The turmoil comes amid the consolidation of power by Chinese President Xi Jinping as a new kind of paramount leader, one less willing to apologize, compromise, or negotiate.
Pro-democracy leaders in Hong Kong, which unlike mainland China allows free speech and assembly, say the Basic Law Leung cited today is not set in stone. At various times since the early 1980s the law has been interpreted as granting the city the right to elect its own leader free of interference. They point to a promise by Chinese authorities – after massive street protests between 2003 and 2006 – that the wealthy city-state would be granted “universal suffrage” or one man-one vote by 2017.

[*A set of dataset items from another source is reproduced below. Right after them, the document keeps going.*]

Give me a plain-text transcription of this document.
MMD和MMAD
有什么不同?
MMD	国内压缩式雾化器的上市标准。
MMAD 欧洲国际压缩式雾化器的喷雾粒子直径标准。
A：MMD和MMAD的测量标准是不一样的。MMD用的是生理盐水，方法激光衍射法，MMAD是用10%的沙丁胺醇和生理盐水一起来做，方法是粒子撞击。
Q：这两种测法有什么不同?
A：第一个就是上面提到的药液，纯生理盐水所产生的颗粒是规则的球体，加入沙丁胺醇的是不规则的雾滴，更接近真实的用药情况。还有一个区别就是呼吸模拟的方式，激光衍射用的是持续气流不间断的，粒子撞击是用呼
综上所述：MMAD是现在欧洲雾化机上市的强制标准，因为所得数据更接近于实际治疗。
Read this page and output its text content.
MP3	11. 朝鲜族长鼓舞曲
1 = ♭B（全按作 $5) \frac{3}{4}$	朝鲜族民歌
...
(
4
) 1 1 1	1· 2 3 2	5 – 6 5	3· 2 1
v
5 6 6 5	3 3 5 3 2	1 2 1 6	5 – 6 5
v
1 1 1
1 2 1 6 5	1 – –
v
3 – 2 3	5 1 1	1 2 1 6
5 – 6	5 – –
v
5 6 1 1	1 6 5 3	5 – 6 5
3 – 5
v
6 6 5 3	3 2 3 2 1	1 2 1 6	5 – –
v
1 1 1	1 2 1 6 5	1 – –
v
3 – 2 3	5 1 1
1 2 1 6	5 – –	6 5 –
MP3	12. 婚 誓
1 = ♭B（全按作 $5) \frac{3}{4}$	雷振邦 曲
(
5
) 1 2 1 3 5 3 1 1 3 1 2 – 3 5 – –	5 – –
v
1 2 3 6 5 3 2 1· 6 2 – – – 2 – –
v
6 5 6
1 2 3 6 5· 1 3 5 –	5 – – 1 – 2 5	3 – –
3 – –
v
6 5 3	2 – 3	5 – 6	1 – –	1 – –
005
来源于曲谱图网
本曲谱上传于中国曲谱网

In August, China's central government ruled that Hong Kong voters could choose their leader but that only candidates screened by a pro-Beijing committee were eligible. This outraged even many moderates in Hong Kong. Benny Tai, an Occupy Central leader and a law professor, said China was imposing “Iranian-style democracy” on a city that is one of the most cosmopolitan on the planet.
Some see Hong Kong’s barricades as the frontline of a larger battle between democratic and authoritarian value systems. But in Hong Kong it is also seen as a battle over the prospects of future generations, and whether the city can retain its distinct identity – its free press and independent judicial system – or whether it will slowly become, in an oft-repeated phrase, “just another Chinese city.”